One that I can tell my troubles to

He’ll be my guy

And stay by my side
 I’d be so glad if I only had

A guy, a guy

Why can’t I have a guy?

The framers of the Constitution never included the phrase but everyone knows those seven words from the Declaration of Independence that describe three of the inalienable rights of every American citizen,“…Life, Liberty and the Pursuit of Happiness.” Considering same-sex marriage to be a natural extension of these three rights, Wilson would rule to overturn to DOMA and reject Prop 8 in favor of equal protection for all Americans under the Constitution. She’d cite “As long as he loves me, that’s everything,” as the key point of argument. What court gets to deny someone’s love?

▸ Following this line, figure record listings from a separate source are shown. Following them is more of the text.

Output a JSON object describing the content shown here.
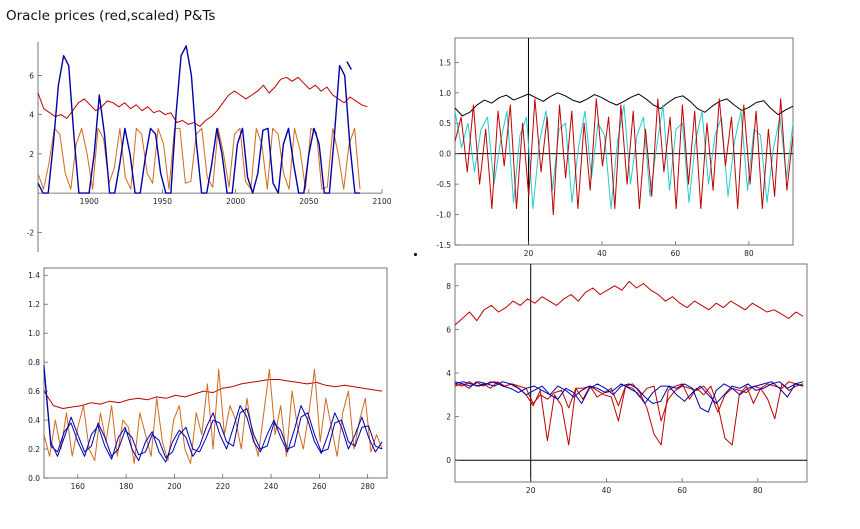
{
  "page_title": "Oracle prices (red,scaled) P&Ts",
  "colors": {
    "red": "#c00000",
    "orange": "#d2691e",
    "blue": "#0000aa",
    "cyan": "#22cccc",
    "black": "#000000"
  },
  "chart_data": [
    {
      "type": "line",
      "title": "",
      "xlim": [
        1865,
        2100
      ],
      "ylim": [
        -3,
        7.7
      ],
      "x_ticks": [
        1900,
        1950,
        2000,
        2050,
        2100
      ],
      "y_ticks": [
        -2,
        2,
        4,
        6
      ],
      "frame": "axes",
      "series": [
        {
          "color": "red",
          "x_start": 1865,
          "x_end": 2090,
          "values": [
            5.1,
            4.3,
            4.1,
            3.9,
            4.0,
            3.8,
            4.2,
            4.6,
            4.8,
            4.5,
            4.2,
            4.4,
            4.7,
            4.6,
            4.4,
            4.6,
            4.3,
            4.5,
            4.2,
            4.4,
            4.1,
            4.2,
            4.0,
            4.1,
            3.6,
            3.7,
            3.5,
            3.6,
            3.4,
            3.7,
            3.9,
            4.2,
            4.6,
            5.0,
            5.2,
            5.0,
            4.8,
            5.0,
            5.2,
            5.5,
            5.1,
            5.4,
            5.8,
            5.9,
            5.7,
            5.9,
            5.6,
            5.3,
            5.5,
            5.2,
            5.4,
            5.0,
            4.8,
            4.6,
            4.9,
            4.7,
            4.5,
            4.4
          ]
        },
        {
          "color": "orange",
          "x_start": 1865,
          "x_end": 2085,
          "values": [
            1.0,
            0.2,
            1.5,
            3.3,
            3.0,
            1.0,
            0.2,
            2.5,
            3.3,
            2.0,
            0.2,
            3.3,
            2.8,
            0.5,
            1.3,
            3.3,
            0.8,
            0.2,
            3.3,
            3.0,
            1.0,
            0.5,
            3.3,
            2.5,
            0.2,
            3.3,
            3.3,
            0.5,
            0.6,
            3.0,
            3.3,
            0.8,
            0.3,
            3.3,
            2.0,
            0.3,
            3.0,
            3.3,
            0.6,
            0.2,
            3.3,
            2.5,
            0.2,
            3.3,
            3.0,
            1.0,
            0.2,
            3.3,
            2.2,
            0.2,
            3.3,
            3.1,
            0.2,
            0.3,
            3.3,
            2.0,
            0.2,
            2.5,
            3.3,
            0.2
          ]
        },
        {
          "color": "blue",
          "x_start": 1865,
          "x_end": 2085,
          "values": [
            0.5,
            0,
            0,
            2.5,
            5.5,
            7.0,
            6.5,
            3.0,
            0,
            0,
            0,
            2.0,
            5.0,
            3.0,
            0,
            0,
            1.5,
            3.3,
            2.0,
            0,
            0,
            1.8,
            3.3,
            3.0,
            1.0,
            0,
            0,
            4.0,
            7.0,
            7.5,
            6.0,
            2.5,
            0,
            0,
            1.5,
            3.3,
            2.0,
            0,
            0,
            2.5,
            3.3,
            0.8,
            0,
            1.0,
            3.2,
            3.3,
            0.5,
            0,
            2.5,
            3.3,
            1.5,
            0,
            0,
            2.0,
            3.3,
            2.5,
            0,
            0,
            3.0,
            6.5,
            6.0,
            2.5,
            0,
            0
          ]
        },
        {
          "color": "blue",
          "x_start": 2076,
          "x_end": 2079,
          "values": [
            6.7,
            6.3
          ]
        }
      ]
    },
    {
      "type": "line",
      "title": "",
      "xlim": [
        0,
        92
      ],
      "ylim": [
        -1.5,
        1.9
      ],
      "x_ticks": [
        20,
        40,
        60,
        80
      ],
      "y_ticks": [
        -1.5,
        -1.0,
        -0.5,
        0.0,
        0.5,
        1.0,
        1.5
      ],
      "frame": "box",
      "series": [
        {
          "color": "black",
          "x_start": 0,
          "x_end": 92,
          "values": [
            0.75,
            0.62,
            0.68,
            0.8,
            0.88,
            0.83,
            0.92,
            0.96,
            0.88,
            0.93,
            0.98,
            0.92,
            0.86,
            0.94,
            1.0,
            0.95,
            0.88,
            0.84,
            0.9,
            0.97,
            0.92,
            0.85,
            0.8,
            0.86,
            0.93,
            0.98,
            0.9,
            0.8,
            0.74,
            0.84,
            0.92,
            0.95,
            0.86,
            0.74,
            0.68,
            0.78,
            0.86,
            0.9,
            0.8,
            0.71,
            0.76,
            0.84,
            0.87,
            0.74,
            0.64,
            0.72,
            0.78
          ]
        },
        {
          "color": "cyan",
          "x_start": 0,
          "x_end": 92,
          "values": [
            0.7,
            0.1,
            0.5,
            -0.3,
            0.4,
            0.6,
            -0.5,
            0.2,
            0.7,
            -0.8,
            0.3,
            0.6,
            -0.9,
            0.2,
            0.7,
            -0.6,
            0.4,
            0.5,
            -0.8,
            0.1,
            0.7,
            -0.4,
            0.5,
            0.3,
            -0.9,
            0.2,
            0.8,
            -0.5,
            0.3,
            0.6,
            -0.7,
            0.1,
            0.8,
            -0.6,
            0.4,
            0.5,
            -0.8,
            0.2,
            0.7,
            -0.5,
            0.3,
            0.6,
            -0.7,
            0.2,
            0.7,
            -0.6,
            0.4,
            0.3,
            -0.8,
            0.1,
            0.6,
            -0.4,
            0.5
          ]
        },
        {
          "color": "red",
          "x_start": 0,
          "x_end": 92,
          "values": [
            0.2,
            0.6,
            -0.3,
            0.8,
            -0.5,
            0.4,
            -0.9,
            0.7,
            -0.2,
            0.8,
            -0.9,
            0.5,
            -0.7,
            0.9,
            -0.3,
            0.6,
            -1.0,
            0.8,
            -0.4,
            0.7,
            -0.9,
            0.5,
            -0.6,
            0.9,
            -0.2,
            0.6,
            -0.9,
            0.8,
            -0.5,
            0.7,
            -0.9,
            0.4,
            -0.7,
            0.9,
            -0.3,
            0.6,
            -0.9,
            0.8,
            -0.5,
            0.7,
            -0.9,
            0.5,
            -0.6,
            0.9,
            -0.2,
            0.6,
            -0.9,
            0.8,
            -0.5,
            0.7,
            -0.9,
            0.4,
            -0.7,
            0.9,
            -0.6,
            0.3
          ]
        }
      ],
      "reference_lines": {
        "vertical_x": 20,
        "horizontal_y": 0
      }
    },
    {
      "type": "line",
      "title": "",
      "xlim": [
        146,
        288
      ],
      "ylim": [
        0,
        1.45
      ],
      "x_ticks": [
        160,
        180,
        200,
        220,
        240,
        260,
        280
      ],
      "y_ticks": [
        0.0,
        0.2,
        0.4,
        0.6,
        0.8,
        1.0,
        1.2,
        1.4
      ],
      "frame": "box",
      "series": [
        {
          "color": "red",
          "x_start": 146,
          "x_end": 286,
          "values": [
            0.6,
            0.5,
            0.48,
            0.49,
            0.5,
            0.52,
            0.51,
            0.53,
            0.52,
            0.54,
            0.55,
            0.54,
            0.56,
            0.55,
            0.57,
            0.56,
            0.58,
            0.6,
            0.59,
            0.62,
            0.63,
            0.65,
            0.66,
            0.67,
            0.68,
            0.68,
            0.67,
            0.66,
            0.65,
            0.66,
            0.64,
            0.63,
            0.64,
            0.63,
            0.62,
            0.61,
            0.6
          ]
        },
        {
          "color": "orange",
          "x_start": 146,
          "x_end": 286,
          "values": [
            0.3,
            0.15,
            0.4,
            0.2,
            0.45,
            0.15,
            0.35,
            0.5,
            0.2,
            0.12,
            0.45,
            0.25,
            0.5,
            0.15,
            0.4,
            0.35,
            0.1,
            0.45,
            0.3,
            0.15,
            0.55,
            0.25,
            0.12,
            0.4,
            0.5,
            0.2,
            0.1,
            0.45,
            0.3,
            0.65,
            0.2,
            0.75,
            0.3,
            0.5,
            0.4,
            0.2,
            0.55,
            0.3,
            0.15,
            0.45,
            0.75,
            0.3,
            0.5,
            0.15,
            0.6,
            0.35,
            0.2,
            0.45,
            0.75,
            0.25,
            0.55,
            0.35,
            0.15,
            0.45,
            0.6,
            0.2,
            0.4,
            0.55,
            0.18,
            0.3,
            0.2
          ]
        },
        {
          "color": "blue",
          "x_start": 146,
          "x_end": 286,
          "values": [
            0.75,
            0.22,
            0.18,
            0.32,
            0.38,
            0.25,
            0.15,
            0.3,
            0.36,
            0.22,
            0.13,
            0.28,
            0.35,
            0.2,
            0.12,
            0.25,
            0.32,
            0.18,
            0.11,
            0.25,
            0.33,
            0.28,
            0.15,
            0.22,
            0.35,
            0.45,
            0.3,
            0.2,
            0.35,
            0.5,
            0.42,
            0.25,
            0.18,
            0.3,
            0.4,
            0.28,
            0.18,
            0.33,
            0.5,
            0.4,
            0.25,
            0.17,
            0.3,
            0.45,
            0.35,
            0.2,
            0.3,
            0.42,
            0.28,
            0.18,
            0.25
          ]
        },
        {
          "color": "blue",
          "x_start": 146,
          "x_end": 286,
          "values": [
            0.78,
            0.25,
            0.15,
            0.28,
            0.42,
            0.3,
            0.18,
            0.22,
            0.38,
            0.28,
            0.15,
            0.2,
            0.33,
            0.28,
            0.16,
            0.18,
            0.3,
            0.26,
            0.14,
            0.18,
            0.3,
            0.35,
            0.2,
            0.18,
            0.28,
            0.4,
            0.38,
            0.25,
            0.22,
            0.45,
            0.48,
            0.3,
            0.2,
            0.22,
            0.38,
            0.33,
            0.2,
            0.22,
            0.42,
            0.45,
            0.3,
            0.18,
            0.2,
            0.38,
            0.4,
            0.25,
            0.22,
            0.35,
            0.36,
            0.22,
            0.2
          ]
        }
      ]
    },
    {
      "type": "line",
      "title": "",
      "xlim": [
        0,
        93
      ],
      "ylim": [
        -1,
        9
      ],
      "x_ticks": [
        20,
        40,
        60,
        80
      ],
      "y_ticks": [
        0,
        2,
        4,
        6,
        8
      ],
      "frame": "box",
      "series": [
        {
          "color": "red",
          "x_start": 0,
          "x_end": 92,
          "values": [
            6.2,
            6.5,
            6.8,
            6.4,
            6.9,
            7.1,
            6.8,
            7.0,
            7.3,
            7.1,
            7.4,
            7.2,
            7.5,
            7.3,
            7.1,
            7.4,
            7.6,
            7.3,
            7.7,
            7.9,
            7.6,
            7.8,
            8.0,
            7.8,
            8.2,
            7.9,
            8.1,
            7.8,
            7.6,
            7.3,
            7.5,
            7.2,
            7.0,
            7.3,
            7.1,
            6.9,
            7.2,
            7.0,
            7.3,
            7.1,
            6.9,
            7.2,
            7.0,
            6.8,
            6.9,
            6.7,
            6.5,
            6.8,
            6.6
          ]
        },
        {
          "color": "red",
          "x_start": 0,
          "x_end": 92,
          "values": [
            3.4,
            3.5,
            3.3,
            3.6,
            3.4,
            3.6,
            3.5,
            3.4,
            3.5,
            3.3,
            3.0,
            2.5,
            3.2,
            0.9,
            3.0,
            2.5,
            0.7,
            3.3,
            2.8,
            3.4,
            2.9,
            3.1,
            3.3,
            2.5,
            3.4,
            3.5,
            3.1,
            2.4,
            1.2,
            0.7,
            3.2,
            3.4,
            3.5,
            2.8,
            3.3,
            3.0,
            3.4,
            2.5,
            1.0,
            0.7,
            3.0,
            3.4,
            2.6,
            3.3,
            2.8,
            1.9,
            3.5,
            3.2,
            3.4,
            3.5
          ]
        },
        {
          "color": "red",
          "x_start": 0,
          "x_end": 92,
          "values": [
            3.5,
            3.4,
            3.6,
            3.4,
            3.5,
            3.3,
            3.6,
            3.4,
            3.5,
            3.4,
            3.3,
            2.6,
            3.0,
            2.8,
            3.1,
            3.2,
            2.4,
            3.3,
            3.3,
            3.4,
            3.2,
            3.0,
            2.9,
            1.8,
            3.4,
            3.3,
            2.9,
            3.3,
            3.4,
            1.8,
            2.8,
            3.2,
            3.4,
            3.3,
            3.2,
            3.4,
            3.0,
            2.2,
            3.0,
            3.3,
            3.2,
            3.1,
            3.4,
            3.3,
            3.5,
            3.4,
            3.3,
            3.6,
            3.5,
            3.4
          ]
        },
        {
          "color": "blue",
          "x_start": 0,
          "x_end": 92,
          "values": [
            3.6,
            3.5,
            3.4,
            3.6,
            3.5,
            3.4,
            3.6,
            3.5,
            3.3,
            3.0,
            3.2,
            3.4,
            3.0,
            2.8,
            3.3,
            3.1,
            2.6,
            3.3,
            3.5,
            3.3,
            3.0,
            3.4,
            3.5,
            3.3,
            2.9,
            2.6,
            2.7,
            3.4,
            3.3,
            3.5,
            3.3,
            2.4,
            2.2,
            3.2,
            3.5,
            3.3,
            3.0,
            3.3,
            3.4,
            3.5,
            3.6,
            3.3,
            2.9,
            3.5,
            3.6
          ]
        },
        {
          "color": "blue",
          "x_start": 0,
          "x_end": 92,
          "values": [
            3.5,
            3.6,
            3.5,
            3.4,
            3.5,
            3.6,
            3.4,
            3.3,
            3.1,
            3.3,
            3.4,
            3.2,
            3.0,
            3.4,
            3.2,
            2.9,
            3.2,
            3.4,
            3.3,
            3.1,
            3.2,
            3.5,
            3.3,
            3.1,
            2.6,
            3.1,
            3.4,
            3.4,
            3.0,
            2.7,
            3.1,
            3.4,
            3.0,
            2.6,
            3.0,
            3.4,
            3.3,
            3.5,
            3.2,
            3.3,
            3.5,
            3.6,
            3.3,
            3.5,
            3.4
          ]
        }
      ],
      "reference_lines": {
        "vertical_x": 20,
        "horizontal_y": 0
      }
    }
  ]
}
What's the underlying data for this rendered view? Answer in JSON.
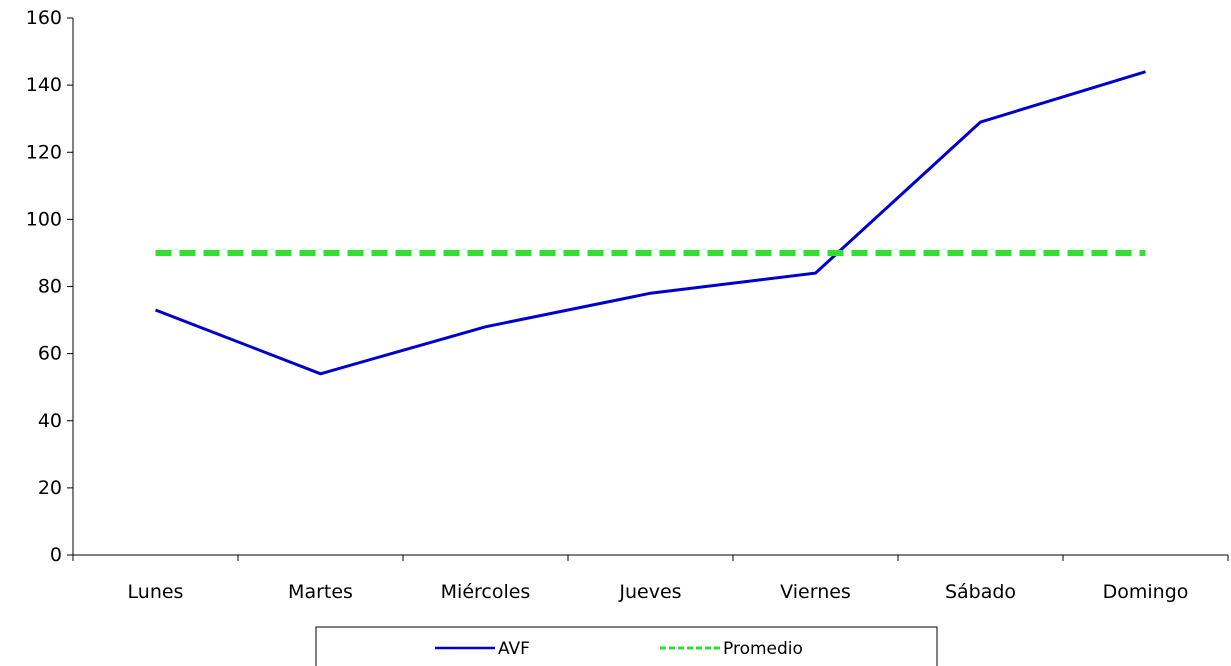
{
  "chart_data": {
    "type": "line",
    "categories": [
      "Lunes",
      "Martes",
      "Miércoles",
      "Jueves",
      "Viernes",
      "Sábado",
      "Domingo"
    ],
    "series": [
      {
        "name": "AVF",
        "values": [
          73,
          54,
          68,
          78,
          84,
          129,
          144
        ],
        "color": "#0000cc",
        "style": "solid"
      },
      {
        "name": "Promedio",
        "values": [
          90,
          90,
          90,
          90,
          90,
          90,
          90
        ],
        "color": "#33dd33",
        "style": "dashed"
      }
    ],
    "ylim": [
      0,
      160
    ],
    "yticks": [
      0,
      20,
      40,
      60,
      80,
      100,
      120,
      140,
      160
    ],
    "grid": false,
    "legend_position": "bottom"
  }
}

With The Supremes split 1-1, it would come down to Diana Ross to render a final decision. That’s just how it has to play out. There’s no other way. If you know anything about Diana Ross, you know she’s a diva. Naturally, she’d insist she set the law of the land. Basically, she’d get to be Justice Kennedy, the Supreme Court judge who regularly breaks judicial deadlocks. I don’t know if Justice Kennedy thinks of himself as a diva, but let’s face it, he’s a legal diva.

Diana Ross: She was invited to join The Supremes by either Mary Wilson or the Temptations’ Paul Williams, depending on which biography you prefer. Diana Ross is by far the most famous member of the seminal girl group. After she left The Supremes she enjoyed a career as a movie star, a product pitch-woman and beloved fashion icon for countless drag queens. But don’t let her affinity for gay culture lead you to believe she’d automatically side in favor of same-sex marriage. Although her 1980 song “I’m Coming Out” is a popular gay anthem, she’s never embraced her position as a gay icon with the same verve as say, Cher. Which makes Diana Ross a rather difficult one to guess which way she’d rule. Mostly, just because It’s hard to understand the mind of a diva.

Citing precedent found in their chart-topping single, “You Can’t Hurry Love,” Diana Ross would address the timeliness of the court’s decision.

No, I can’t bear to live my life alone

I grow impatient for a love to call my own

But when I feel that I, I can’t go on

These precious words keep me hangin’ on

I remember mama said:

You can’t hurry love

No, you just have to wait

She said love don’t come easy

It’s a game of give and take

You can’t hurry love

No, you just have to wait

She said trust, give it time

No matter how long it takes

The lyrics indicate the importance of caution. They suggest the American people may not be ready for such a landmark decision. After acknowledging the conservative tendencies of older generations, and after considering their advice on love, Diana Ross would also cite precedent established in their other hit single, “Back In My Arms Again.”

Ooh! But now

He’s back in my arms again

Right by my side

I got him back in my arms again

So satisfied

It’s easy for friends to say

Let him go

But I’m the one

Who needs him so

It’s his love that makes me strong

Without him I can’t go on

This time I’ll live my life at ease

Being happy lovin’ whom I please…

These lyrics undeniably and eloquently argue how everyone has the right to love whomever they please. Reading the majority opinion, Diana Ross would speak right to the heart of the matter, and surprising everyone with her very un-diva-like and generous spirit, she’d cite a song by The Supremes that featured her replacement, Tammi Terrell, singing the lead rather than her, the 1970 hit, “Everybody’s Got The Right To Love.”

You can have all the things that you desire

But without love you just can’t survive

You need love to warm your heart at night

When you’re all alone and no comfort’s in sight

Everybody needs somebody

Everybody’s got the right to love

And thus, Diana Ross would rule in favor of equal protection for all under the Constitution. Supporting the universal rights of love and commitment, The Supremes would rule 2-1 in favor of same-sex marriage. Justice is blind… but it’s not deaf. Motown songs always celebrated the first law of love. And this ruling by Diana Ross and The Supremes affirms…

Everybody’s got the right to love… and marry whomever they please

And now, thanks to my favorite legal diva, Justice Kennedy, we can all dance on out this daydream and celebrate in the real world because “the Supremes” were as just wise as Diana Ross and The Supremes… and ruled in favor of love.